A39. JAGUAR(次世代RFセンサ)はレーダ技術の共同開発であり、搭載レーダの共通化はまた別個の案件となります。
JAGUARは日英の知見を集約し、両国で1台ずつ計2台のレーダ技術実証機を作成する手筈になっています。搭載レーダ含むサブシステムの共通化の程度は、今年度からの共同分析の結果を待つことになります。
A40. JAGUARが従来のレーダと比べ画期的な点は何か?
A40. Q39.のように次世代RFセンサはJAGUARと同じ共同技術研究事業であり、2026年度終了のためこの技術を反映したレーダは量産初号機には搭載され、ギリ試作初号機に間に合うかレベルと考えます。特徴としては瞬間瞬間では一方向しか検知できなかったのが、当技術では演算量の許す限りの方向を同時に検知できます。
AESAレーダが位相制御で送信ビームの方向を次々に変える(電子走査)はよく知られています。一方、特定方向からの反射波を拾って探知情報とするには、レーダの指向性(最も感度の良い方向、受信ビーム)を任意の方向に設定する必要があります。

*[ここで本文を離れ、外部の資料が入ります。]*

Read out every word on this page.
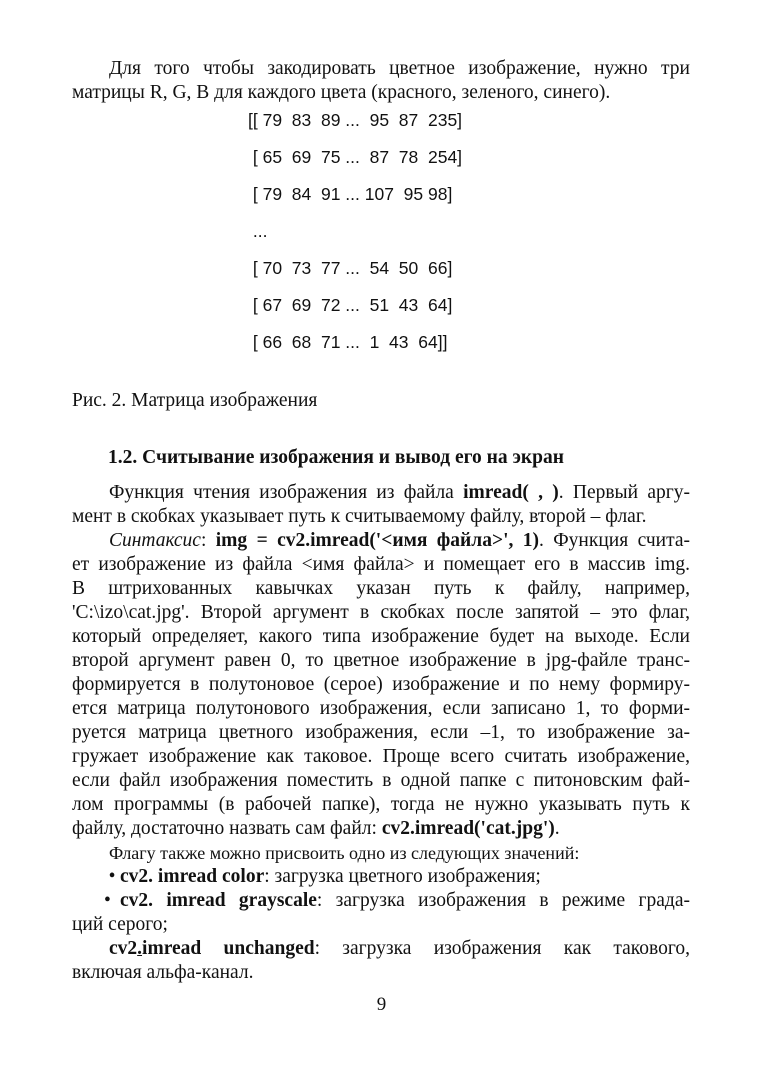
Для того чтобы закодировать цветное изображение, нужно три

матрицы R, G, B для каждого цвета (красного, зеленого, синего).

[[ 79  83  89 ...  95  87  235]

[ 65  69  75 ...  87  78  254]

[ 79  84  91 ... 107  95 98]

...

[ 70  73  77 ...  54  50  66]

[ 67  69  72 ...  51  43  64]

[ 66  68  71 ...  1  43  64]]

Рис. 2. Матрица изображения
1.2. Считывание изображения и вывод его на экран

Функция чтения изображения из файла imread( , ). Первый аргу-

мент в скобках указывает путь к считываемому файлу, второй – флаг.

Синтаксис: img = cv2.imread('<имя файла>', 1). Функция счита-

ет изображение из файла <имя файла> и помещает его в массив img.

В штрихованных кавычках указан путь к файлу, например,

'C:\izo\cat.jpg'. Второй аргумент в скобках после запятой – это флаг,

который определяет, какого типа изображение будет на выходе. Если

второй аргумент равен 0, то цветное изображение в jpg-файле транс-

формируется в полутоновое (серое) изображение и по нему формиру-

ется матрица полутонового изображения, если записано 1, то форми-

руется матрица цветного изображения, если –1, то изображение за-

гружает изображение как таковое. Проще всего считать изображение,

если файл изображения поместить в одной папке с питоновским фай-

лом программы (в рабочей папке), тогда не нужно указывать путь к

файлу, достаточно назвать сам файл: cv2.imread('cat.jpg').

Флагу также можно присвоить одно из следующих значений:

• cv2. imread color: загрузка цветного изображения;

• cv2. imread grayscale: загрузка изображения в режиме града-

ций серого;

cv2.imread unchanged: загрузка изображения как такового,

включая альфа-канал.

9
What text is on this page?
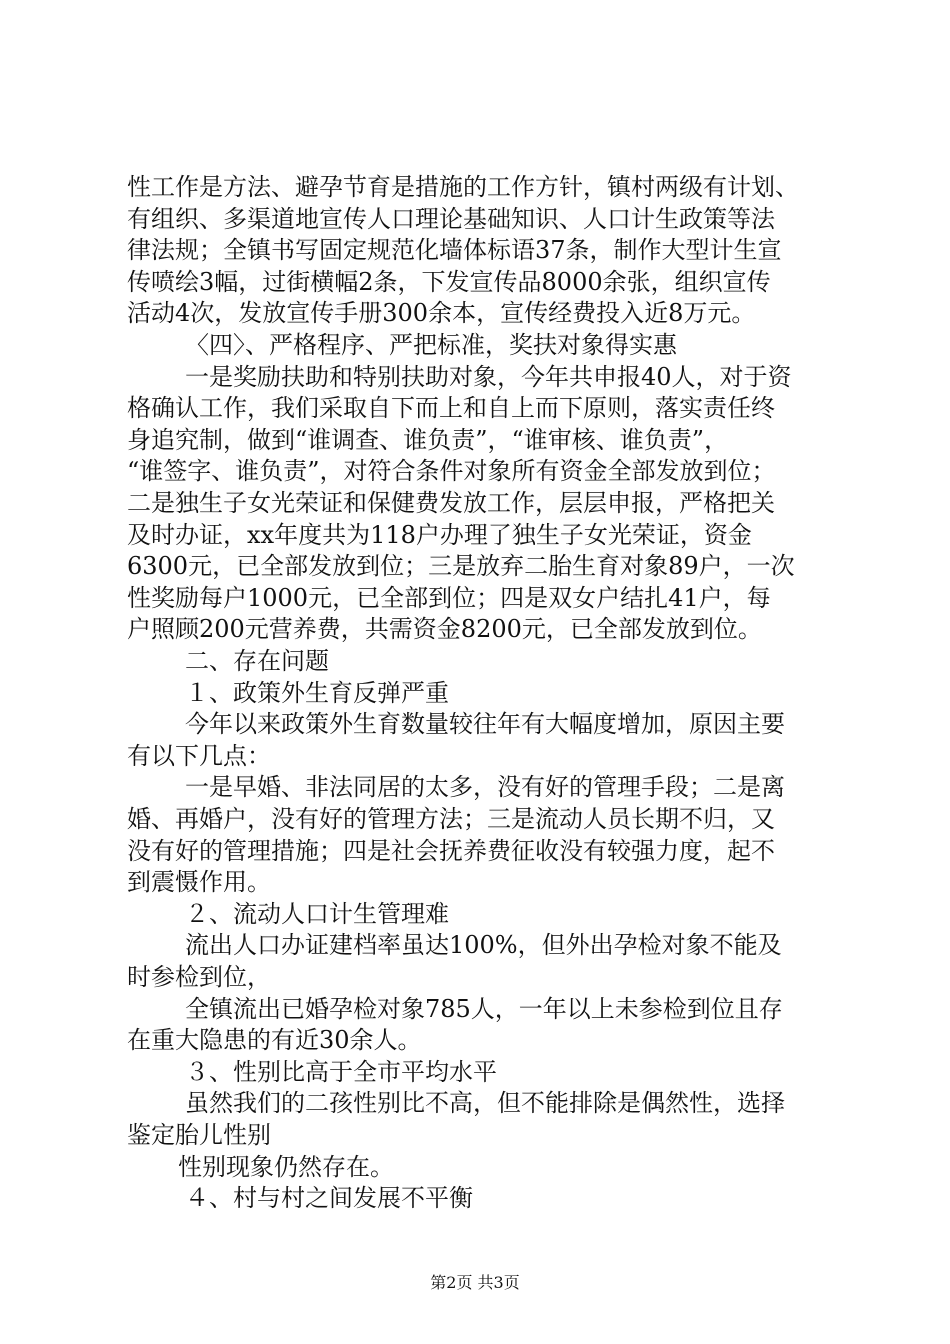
性工作是方法、避孕节育是措施的工作方针，镇村两级有计划、
有组织、多渠道地宣传人口理论基础知识、人口计生政策等法
律法规；全镇书写固定规范化墙体标语37条，制作大型计生宣
传喷绘3幅，过街横幅2条，下发宣传品8000余张，组织宣传
活动4次，发放宣传手册300余本，宣传经费投入近8万元。
〈四〉、严格程序、严把标准，奖扶对象得实惠
一是奖励扶助和特别扶助对象，今年共申报40人，对于资
格确认工作，我们采取自下而上和自上而下原则，落实责任终
身追究制，做到“谁调查、谁负责”，“谁审核、谁负责”，
“谁签字、谁负责”，对符合条件对象所有资金全部发放到位；
二是独生子女光荣证和保健费发放工作，层层申报，严格把关
及时办证，xx年度共为118户办理了独生子女光荣证，资金
6300元，已全部发放到位；三是放弃二胎生育对象89户，一次
性奖励每户1000元，已全部到位；四是双女户结扎41户，每
户照顾200元营养费，共需资金8200元，已全部发放到位。
二、存在问题
１、政策外生育反弹严重
今年以来政策外生育数量较往年有大幅度增加，原因主要
有以下几点：
一是早婚、非法同居的太多，没有好的管理手段；二是离
婚、再婚户，没有好的管理方法；三是流动人员长期不归，又
没有好的管理措施；四是社会抚养费征收没有较强力度，起不
到震慑作用。
２、流动人口计生管理难
流出人口办证建档率虽达100%，但外出孕检对象不能及
时参检到位，
全镇流出已婚孕检对象785人，一年以上未参检到位且存
在重大隐患的有近30余人。
３、性别比高于全市平均水平
虽然我们的二孩性别比不高，但不能排除是偶然性，选择
鉴定胎儿性别
性别现象仍然存在。
４、村与村之间发展不平衡
第2页 共3页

従来のAESAレーダは、任意方向から最も感度よく受信するため素子アンテナ毎の信号に適切な遅延をかけて1つの波形に合成していました。この合成波を受信機に送り目標情報かノイズかを判断します。この方式では素子アンテナ毎の信号情報は1つの波形に埋もれ、瞬間瞬間では1方向しか受信できません。ただし、例えば0.01秒毎に指向性を変えることで1秒間に100方向の走査(受信)を実現していました。

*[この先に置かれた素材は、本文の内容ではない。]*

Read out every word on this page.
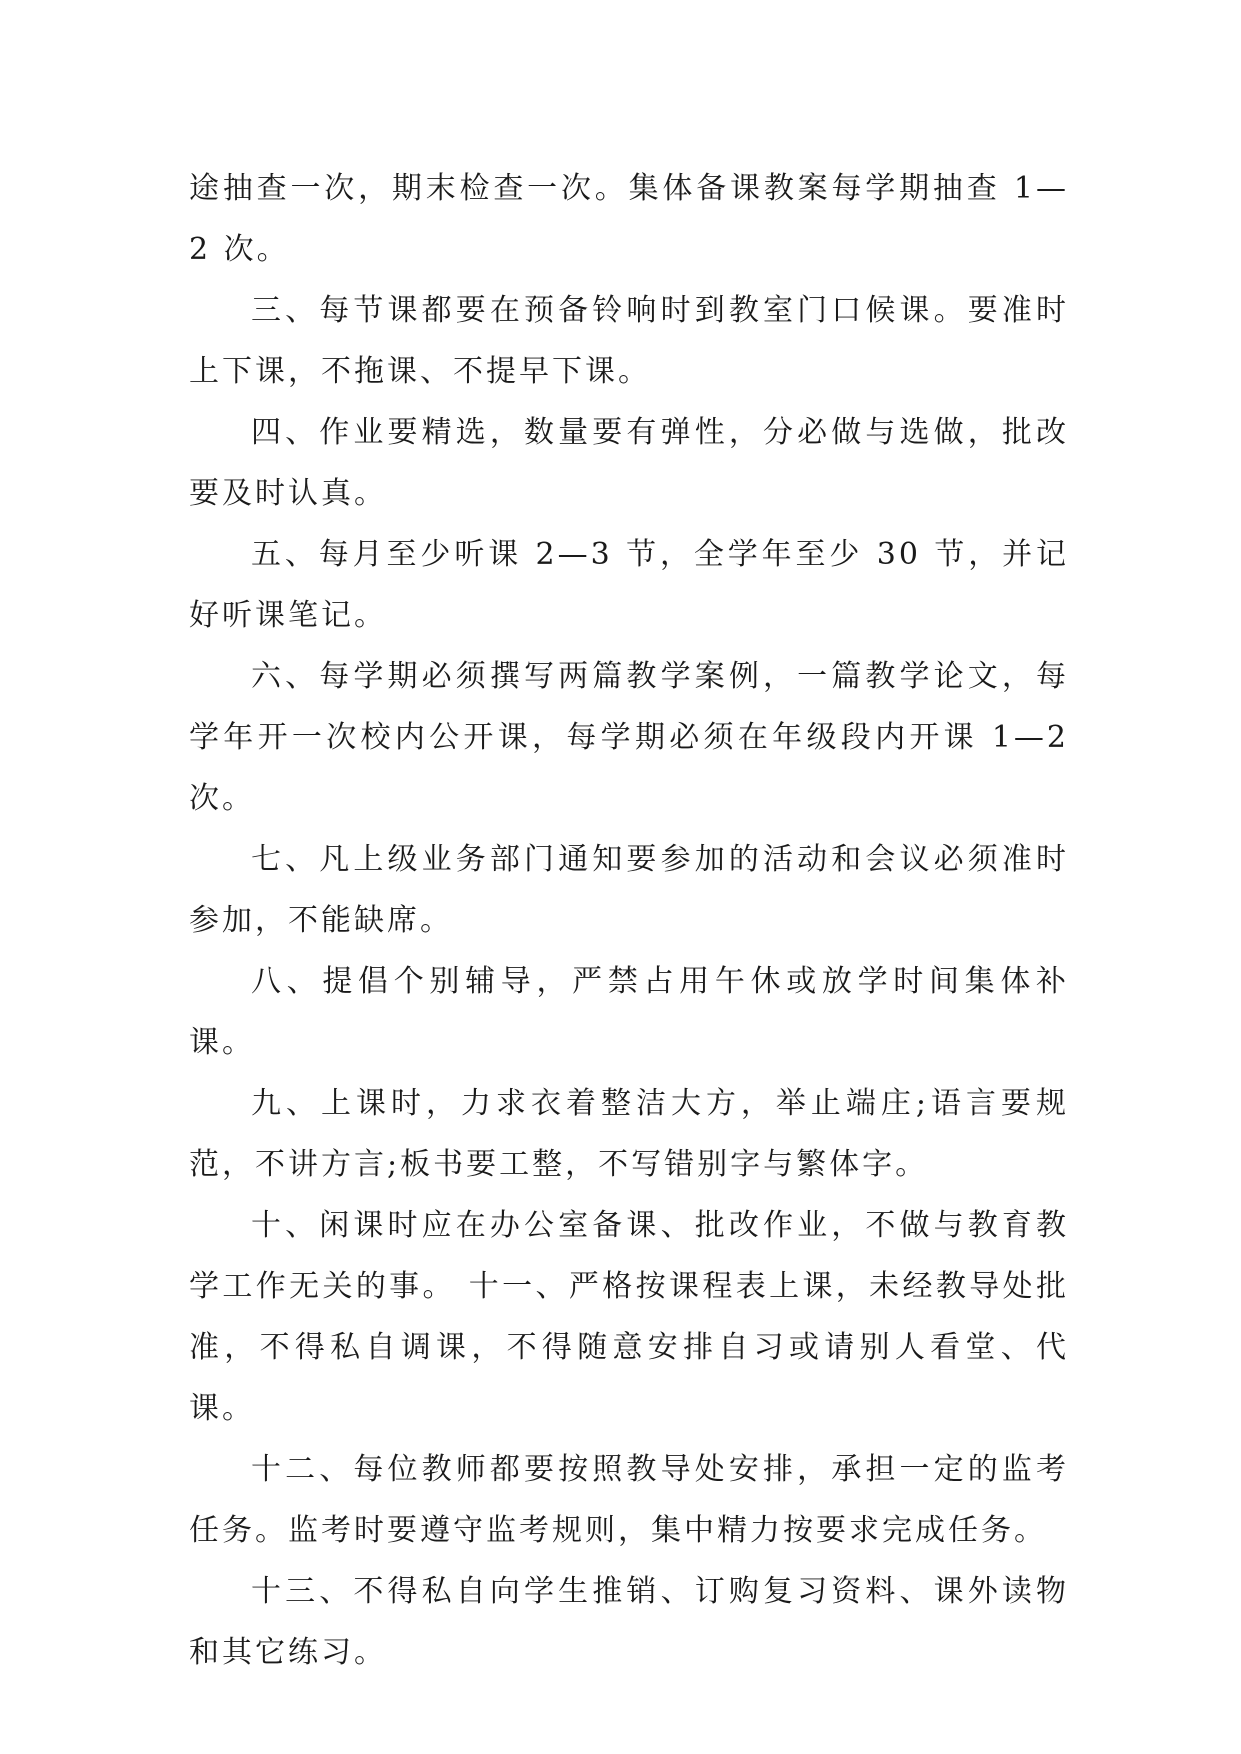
途抽查一次，期末检查一次。集体备课教案每学期抽查 1—2 次。

三、每节课都要在预备铃响时到教室门口候课。要准时上下课，不拖课、不提早下课。

四、作业要精选，数量要有弹性，分必做与选做，批改要及时认真。

五、每月至少听课 2—3 节，全学年至少 30 节，并记好听课笔记。

六、每学期必须撰写两篇教学案例，一篇教学论文，每学年开一次校内公开课，每学期必须在年级段内开课 1—2 次。

七、凡上级业务部门通知要参加的活动和会议必须准时参加，不能缺席。

八、提倡个别辅导，严禁占用午休或放学时间集体补课。

九、上课时，力求衣着整洁大方，举止端庄;语言要规范，不讲方言;板书要工整，不写错别字与繁体字。

十、闲课时应在办公室备课、批改作业，不做与教育教学工作无关的事。 十一、严格按课程表上课，未经教导处批准，不得私自调课，不得随意安排自习或请别人看堂、代课。

十二、每位教师都要按照教导处安排，承担一定的监考任务。监考时要遵守监考规则，集中精力按要求完成任务。

十三、不得私自向学生推销、订购复习资料、课外读物和其它练习。
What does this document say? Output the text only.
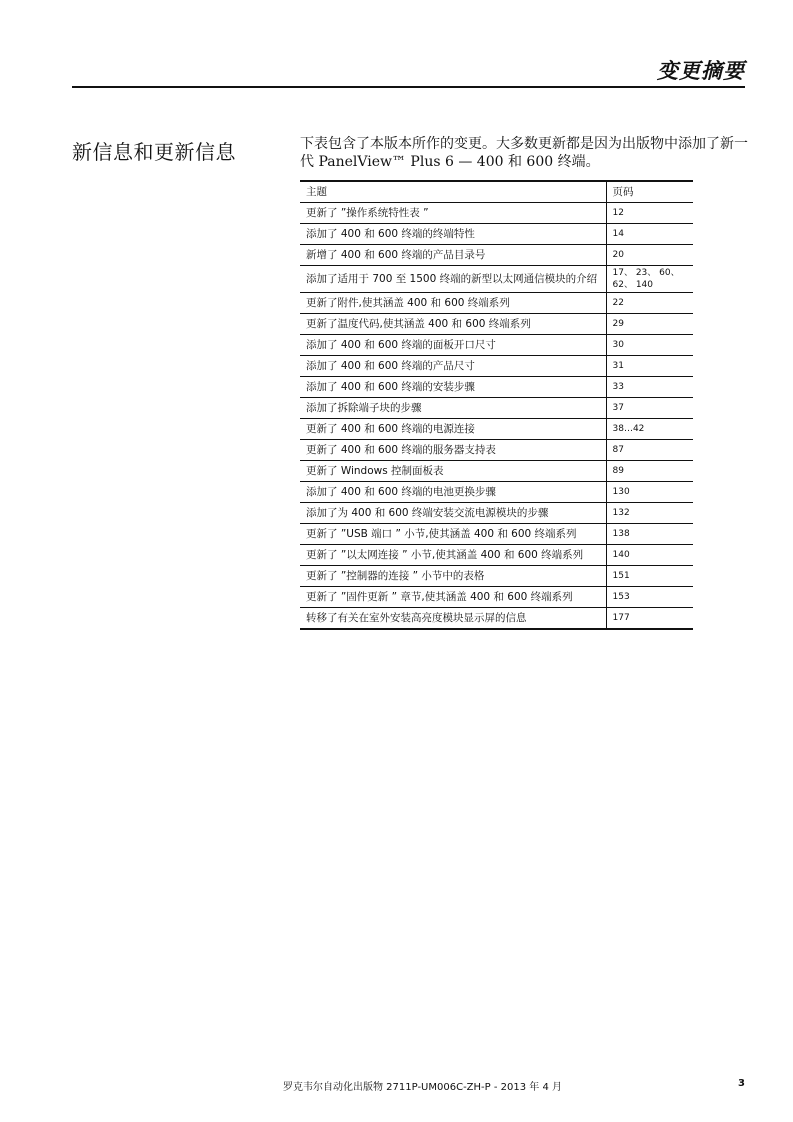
变更摘要
新信息和更新信息	下表包含了本版本所作的变更。大多数更新都是因为出版物中添加了新一代 PanelView™ Plus 6 — 400 和 600 终端。

主题	页码
更新了 ”操作系统特性表 ”	12
添加了 400 和 600 终端的终端特性	14
新增了 400 和 600 终端的产品目录号	20
添加了适用于 700 至 1500 终端的新型以太网通信模块的介绍	17、 23、 60、 62、 140
更新了附件,使其涵盖 400 和 600 终端系列	22
更新了温度代码,使其涵盖 400 和 600 终端系列	29
添加了 400 和 600 终端的面板开口尺寸	30
添加了 400 和 600 终端的产品尺寸	31
添加了 400 和 600 终端的安装步骤	33
添加了拆除端子块的步骤	37
更新了 400 和 600 终端的电源连接	38…42
更新了 400 和 600 终端的服务器支持表	87
更新了 Windows 控制面板表	89
添加了 400 和 600 终端的电池更换步骤	130
添加了为 400 和 600 终端安装交流电源模块的步骤	132
更新了 ”USB 端口 ” 小节,使其涵盖 400 和 600 终端系列	138
更新了 ”以太网连接 ” 小节,使其涵盖 400 和 600 终端系列	140
更新了 ”控制器的连接 ” 小节中的表格	151
更新了 ”固件更新 ” 章节,使其涵盖 400 和 600 终端系列	153
转移了有关在室外安装高亮度模块显示屏的信息	177
罗克韦尔自动化出版物 2711P-UM006C-ZH-P - 2013 年 4 月	3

つまり従来レーダでは素子アンテナ自体は様々な方向からの信号を受信してますが、瞬間瞬間で受信機が探知情報として認識・形成できるのは一方向のみでした。
レーダ機能のみならまだしも、ESM等を実装すると話は違います。四方八方からの電波を拾うためには受信ビームをその都度形成する必要があり、ビームが細い(高精度)ほど時間がかかります。瞬間瞬間で1方向しか見れない故に重要な信号を逃したり、レーダ機能での受信ビーム形成ともリソースを食い合うためレーダ走査レートが低下する懸念があります。

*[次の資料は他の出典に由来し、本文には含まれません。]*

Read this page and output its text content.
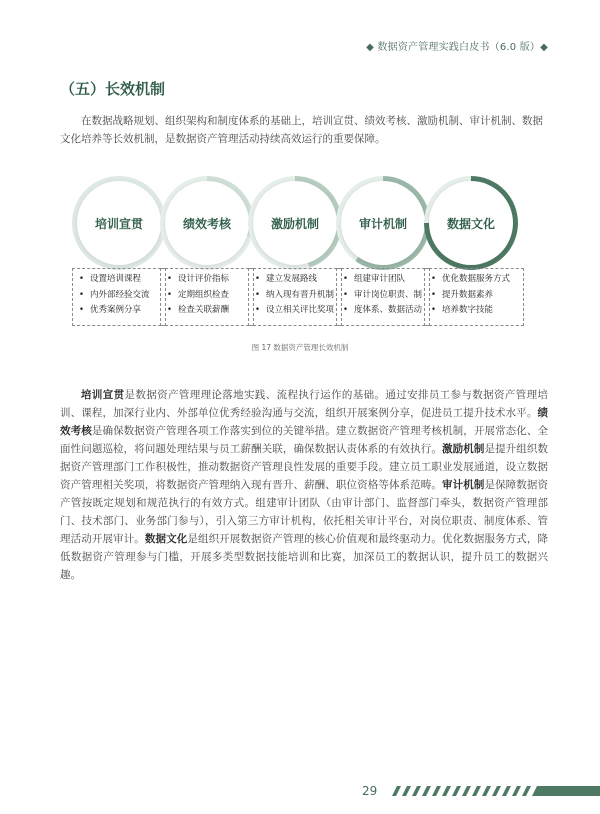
◆ 数据资产管理实践白皮书（6.0 版）◆
（五）长效机制

在数据战略规划、组织架构和制度体系的基础上，培训宣贯、绩效考核、激励机制、审计机制、数据文化培养等长效机制，是数据资产管理活动持续高效运行的重要保障。

培训宣贯	绩效考核	激励机制	审计机制	数据文化
• 设置培训课程
• 内外部经验交流
• 优秀案例分享
• 设计评价指标
• 定期组织检查
• 检查关联薪酬
• 建立发展路线
• 纳入现有晋升机制
• 设立相关评比奖项
• 组建审计团队
• 审计岗位职责、制
• 度体系、数据活动
• 优化数据服务方式
• 提升数据素养
• 培养数字技能
图 17 数据资产管理长效机制

培训宣贯是数据资产管理理论落地实践、流程执行运作的基础。通过安排员工参与数据资产管理培训、课程，加深行业内、外部单位优秀经验沟通与交流，组织开展案例分享，促进员工提升技术水平。绩效考核是确保数据资产管理各项工作落实到位的关键举措。建立数据资产管理考核机制，开展常态化、全面性问题巡检，将问题处理结果与员工薪酬关联，确保数据认责体系的有效执行。激励机制是提升组织数据资产管理部门工作积极性，推动数据资产管理良性发展的重要手段。建立员工职业发展通道，设立数据资产管理相关奖项，将数据资产管理纳入现有晋升、薪酬、职位资格等体系范畴。审计机制是保障数据资产管按既定规划和规范执行的有效方式。组建审计团队（由审计部门、监督部门牵头，数据资产管理部门、技术部门、业务部门参与），引入第三方审计机构，依托相关审计平台，对岗位职责、制度体系、管理活动开展审计。数据文化是组织开展数据资产管理的核心价值观和最终驱动力。优化数据服务方式，降低数据资产管理参与门槛，开展多类型数据技能培训和比赛，加深员工的数据认识，提升员工的数据兴趣。

29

そこでエレメントレベルDBFでは素子アンテナ(エレメント)毎に受信機を設け並列して重ねつけ処理をすることで瞬間瞬間で演算量が許す限りの方向を見れるようになります。これによってレーダとESMの同時作動や将来的な戦闘機間でのマルチスタティック探知が期待できます。また妨害環境を学習して妨害波到来方向に意図的に受信ビームのヌルを形成するなどECCM性の向上や、群目標に対し別個に走査せず広い送信ビームを送り受信ビームを細くして同時多数探知を行うなど様々な利点が考えられます。
※従来レーダでの合成波形による方式をAnalog Beam Forming、信号のデジタル並列処理方式をDigital Beam Forming(DBF)と言う。DBFでも素子アンテナ毎に受信機を備えてるとは限らず、複数の素子アンテナグループ毎に受信機を設けたものはサブアレイDBFという。
※送信時間(0.01秒)はあくまで例示、実際の所は知らない
※レーダの指向性について最も感度のよい方向をメインローブと言うが、その形成の副産物として方向が違いかつやや受信感度のあるサイドローブも発生する。サイドローブが大きい程所望方向以外(メインローブ以外)の信号がノイズとして紛れるため探知性能に悪影響が出る。
※妨害波も大出力であればサイドローブ程度の感度でも無理矢理ノイズとして受信させられる。これに対抗するため各ローブ間の特に感度が落ちる(ヌル)部分を向け妨害波の受信を防ぐのをAdaptive Beam Forming(ABF)という。